The trial court in Ohio, and the appellate court, both agreed after some well-thought out analysis, that a beneficiary’s interest in a third-party trust set up by his father was not marital property, and therefore not subject to division in that beneficiary’s divorce. This trust is what some refer to as a “business opportunity trust” in that the creator of the trust (the “grantor”) funded the trust with some seed money, allowing the trust to then enter into a leveraged purchase of assets (through loans obtained by the trust) that have promising appreciation potential.

The courts held intact the asset protection aspects of the trust that was the subject of this litigation, even though the beneficiary was otherwise criticized for failing to comply with certain discovery requests for information. He was assessed $300,000 in penalties for such delay tactics. Nevertheless, even if the courts did not especially have any sympathy for the beneficiary, the ruling was driven by a proper application of the law, resulting in the beneficiary retaining his interest in the trust corpus, undiminished by the divorce.

By way of some background, after being married since 1992, and three children later, Bridget and Mark Guagenti were going through a divorce. Bridget believed that the (approximately) sixteen million dollars in an irrevocable trust created and initially funded with $10,000 in seed money by Mark’s father in 2008 should be viewed as marital property, and therefore subject to division between the spouses in this divorce. Her arguments included the fact that the value of the trust assets that the trust acquired (with the assistance of a $3 million loan from a bank) in the form of stock that grew to almost sixteen million in value was marital property that should be shared with her. The corporate stock inside the trust related to a company, which increased in value through (per Bridget’s arguments) Mark’s efforts as a management-level employee and officer.

Bridget therefore took the position that since the growth of the company, which she believed increased in value during their marriage through the efforts of her husband Mark, made that increase in value marital property to which she was now entitled to share. In Ohio, marital property includes the income and growth in value of separate property (such as a gift from one’s parent) that occurred during the marriage due to the efforts of either spouse.

One problem with Bridget’s argument was that it was not clear that Mark’s efforts translated to the increased value of the company. He was a non-owner salaried employee of the company.

That aside, the courts turned their attention to the “purpose” of the trust in their determination of whether the trust assets could be marital property. The trust named Mark and Mark’s and Bridget’s common children, as beneficiaries. This is relevant in that it showed the trust had a purpose broader than just to benefit Mark (and it was to benefit at least two generations).

The purpose of the trust was to have the assets pass as Mark’s father would have wanted. This was also relevant in that no trust purpose was established that suggested the trust principal was to be accessible by Mark at his whim at any time he could show it was intended that he receive principal distributions. The trust agreement stated that the purpose of the trust was simply to “effectuate a plan for the orderly business like administration of the Trust Estate for the benefit of the Grantor’s descendants, especially for the Grantor’s son and the Grantor’s son’s children.”

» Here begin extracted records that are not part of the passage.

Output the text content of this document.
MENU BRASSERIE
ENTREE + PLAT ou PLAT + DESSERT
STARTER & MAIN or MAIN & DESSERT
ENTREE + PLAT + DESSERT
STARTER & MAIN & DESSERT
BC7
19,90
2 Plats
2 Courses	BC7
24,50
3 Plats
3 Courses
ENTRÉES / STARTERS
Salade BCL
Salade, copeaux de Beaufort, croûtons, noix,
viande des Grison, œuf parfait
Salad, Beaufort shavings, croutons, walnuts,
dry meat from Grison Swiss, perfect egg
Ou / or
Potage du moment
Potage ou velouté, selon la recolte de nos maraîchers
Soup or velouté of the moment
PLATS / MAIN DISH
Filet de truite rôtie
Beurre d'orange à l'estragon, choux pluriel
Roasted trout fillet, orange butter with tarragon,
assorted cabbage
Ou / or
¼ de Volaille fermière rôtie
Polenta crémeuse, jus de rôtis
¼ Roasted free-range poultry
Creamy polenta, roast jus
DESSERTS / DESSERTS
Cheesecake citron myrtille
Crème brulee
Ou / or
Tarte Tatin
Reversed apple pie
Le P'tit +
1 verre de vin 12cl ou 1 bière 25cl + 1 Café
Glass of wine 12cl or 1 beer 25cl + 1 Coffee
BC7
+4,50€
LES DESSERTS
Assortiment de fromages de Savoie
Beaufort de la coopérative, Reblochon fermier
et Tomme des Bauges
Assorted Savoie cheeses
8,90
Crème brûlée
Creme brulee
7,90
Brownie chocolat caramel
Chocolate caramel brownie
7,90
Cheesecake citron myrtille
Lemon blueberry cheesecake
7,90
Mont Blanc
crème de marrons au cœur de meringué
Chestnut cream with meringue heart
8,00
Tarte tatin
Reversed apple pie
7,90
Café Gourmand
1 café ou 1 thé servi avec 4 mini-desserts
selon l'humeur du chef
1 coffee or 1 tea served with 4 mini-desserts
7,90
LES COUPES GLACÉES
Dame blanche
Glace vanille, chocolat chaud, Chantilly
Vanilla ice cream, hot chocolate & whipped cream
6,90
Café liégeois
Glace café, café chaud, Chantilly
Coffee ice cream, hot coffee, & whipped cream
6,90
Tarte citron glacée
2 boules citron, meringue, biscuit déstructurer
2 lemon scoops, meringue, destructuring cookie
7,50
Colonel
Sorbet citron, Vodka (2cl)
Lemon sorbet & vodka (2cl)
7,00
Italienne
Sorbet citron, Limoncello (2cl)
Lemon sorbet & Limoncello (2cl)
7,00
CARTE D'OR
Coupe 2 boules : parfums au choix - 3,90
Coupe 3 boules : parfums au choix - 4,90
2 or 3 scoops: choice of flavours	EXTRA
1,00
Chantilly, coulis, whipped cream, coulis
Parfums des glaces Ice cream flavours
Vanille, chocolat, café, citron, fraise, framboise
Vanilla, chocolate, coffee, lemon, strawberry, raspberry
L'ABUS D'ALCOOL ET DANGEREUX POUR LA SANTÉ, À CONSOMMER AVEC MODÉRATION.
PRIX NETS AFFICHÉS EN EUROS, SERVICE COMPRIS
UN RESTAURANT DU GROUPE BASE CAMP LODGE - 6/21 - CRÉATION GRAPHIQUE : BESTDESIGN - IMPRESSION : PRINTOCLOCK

Also, Mark had no control over making principal distributions to himself because the trust agreement stated that only an independent trustee (so, not Mark) could make principal distributions. An independent trustee was also the only person who could make income distributions beyond the health, education and support standards expressed in the trust agreement.

The courts looked at just how much control Mark really had as trustee of the trust. Mark had the authority to distribute only the trust income to himself and to his children to the extent necessary to provide for their health, education and support. The fact that he had such control over the income did allow for that income to be treated as marital property (which may have been avoided if that power had instead been a purely discretionary power held by a third-party trustee who was neither related nor subordinate to Mark). Nevertheless, he could not distribute any principal from the trust without the consent of protectors, who were comprised of individuals independent of Mark (specifically, anyone who was not: a beneficiary; Mark’s father; or any one later appointed by Mark or his father.)

Based on these facts, the courts concluded that the trust assets were not marital property, but instead property belonging to someone else altogether (i.e., the trust) and therefore immune from division in this divorce. This case highlights the importance of the skills of the attorney who is involved in the trust design and drafting.

Cite: Guagenti v Guagenti, 2017-Ohio-2706 (decided May 8, 2017).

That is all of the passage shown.